To learn more about the religion, here are a couple of books you may want to read:
November 8, 2018 - Annakut
Annakut is a Hindu holiday. It is the Hindu New Year, which occurs the day after Diwali. Diwali symbolizes the triumph of good over evil, and the birth of Lakshmi. So Annakut symbolizes starting a new year on the right foot; with good victorious over evil. On this day, Hindus exchange gifts and money with their friends and family. They also call (or text) all their friends and family members to wish them a happy New Year. Besides wishing them a happy New Year, they are expected to ask their elders for blessings for the coming year on this day.
Some people go out and buy salt first thing in the morning. The origins of this practice are uncertain. But one theory is that bringing new salt into the home, brings the goddess Lakshmi into your home. Salt is created by churning ocean water, and Lakshmi first appeared when the gods churned the ocean after a great flood. As a result, salt is associated with the goddess. Lakshmi is associated with wealth, so inviting her into your home should invite good fortune into your home for the next year.
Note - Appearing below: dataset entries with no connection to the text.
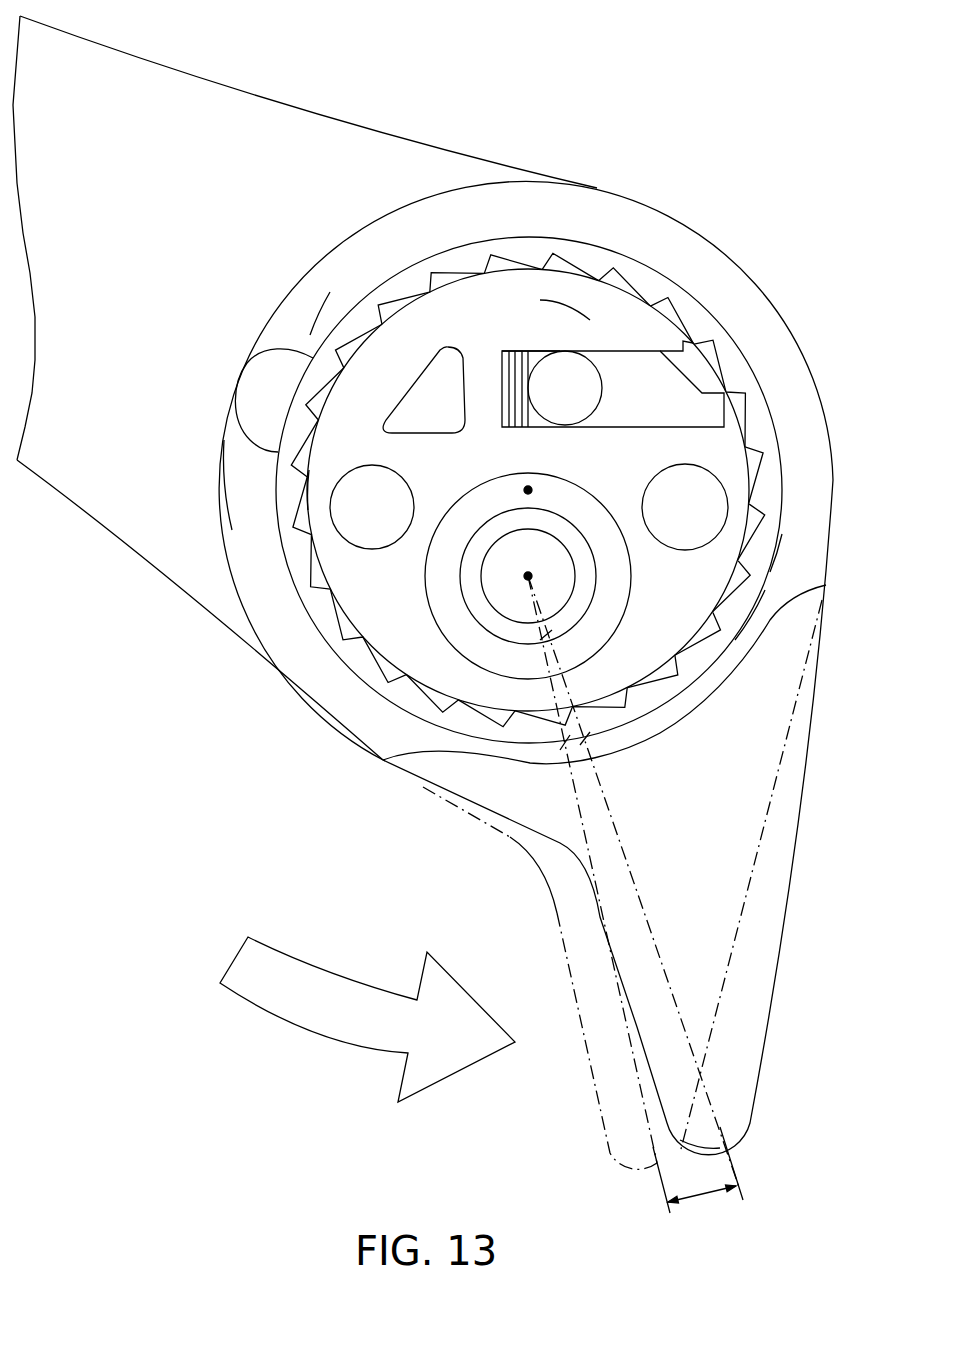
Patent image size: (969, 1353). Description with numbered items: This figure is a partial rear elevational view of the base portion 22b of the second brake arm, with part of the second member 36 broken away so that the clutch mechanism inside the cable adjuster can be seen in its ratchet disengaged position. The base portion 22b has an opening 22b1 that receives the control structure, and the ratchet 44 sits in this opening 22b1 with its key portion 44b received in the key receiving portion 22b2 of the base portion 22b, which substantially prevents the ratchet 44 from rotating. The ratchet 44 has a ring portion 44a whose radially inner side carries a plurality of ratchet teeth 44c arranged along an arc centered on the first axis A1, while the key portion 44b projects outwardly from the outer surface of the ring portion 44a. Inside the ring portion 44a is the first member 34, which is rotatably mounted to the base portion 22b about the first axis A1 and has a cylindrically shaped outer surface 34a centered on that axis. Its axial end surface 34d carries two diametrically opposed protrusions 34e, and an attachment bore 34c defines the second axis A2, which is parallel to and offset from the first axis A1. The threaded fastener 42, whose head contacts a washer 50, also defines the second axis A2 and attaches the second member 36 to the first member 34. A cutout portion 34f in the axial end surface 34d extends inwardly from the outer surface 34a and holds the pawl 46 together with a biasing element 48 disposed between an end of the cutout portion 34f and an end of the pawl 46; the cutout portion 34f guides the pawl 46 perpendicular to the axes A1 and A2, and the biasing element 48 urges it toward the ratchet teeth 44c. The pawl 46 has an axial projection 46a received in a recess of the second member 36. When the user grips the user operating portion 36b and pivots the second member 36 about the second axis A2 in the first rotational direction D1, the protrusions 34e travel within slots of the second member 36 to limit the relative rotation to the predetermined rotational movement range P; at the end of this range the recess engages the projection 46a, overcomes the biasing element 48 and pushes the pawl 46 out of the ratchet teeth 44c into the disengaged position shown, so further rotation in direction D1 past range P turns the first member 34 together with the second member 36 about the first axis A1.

The base portion 22b is at (187, 72).
The opening 22b1 is at (347, 310).
The key receiving portion 22b2 is at (267, 350).
The first member 34 is at (630, 287).
The cylindrically shaped outer surface 34a is at (303, 510).
The attachment bore 34c is at (432, 562).
The axial end surface 34d is at (565, 315).
The protrusion 34e is at (360, 493).
The cutout portion 34f is at (530, 350).
The second member 36 is at (780, 1022).
The user operating portion 36b is at (727, 1080).
The threaded fastener 42 is at (527, 603).
The ratchet 44 is at (782, 427).
The ring portion 44a is at (747, 620).
The key portion 44b is at (232, 417).
The ratchet teeth 44c is at (773, 552).
The pawl 46 is at (645, 388).
The projection 46a is at (570, 382).
The biasing element 48 is at (500, 377).
The washer 50 is at (467, 637).
The first axis A1 is at (528, 490).
The second axis A2 is at (528, 576).
The first rotational direction D1 is at (290, 1020).
The predetermined rotational movement range P is at (703, 1197).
At some temples, there are big and colorful food displays made of homemade sweets, that are offered up to the gods. Each hour, some of that food is "released from the gods", and given to the temple attendees to eat. Temple-goers also observe darshan. Darshan is the viewing of the statues made of the gods, which also involves praying to the gods. Temple-goers observe darshan each time they visit the temple; not only on holidays.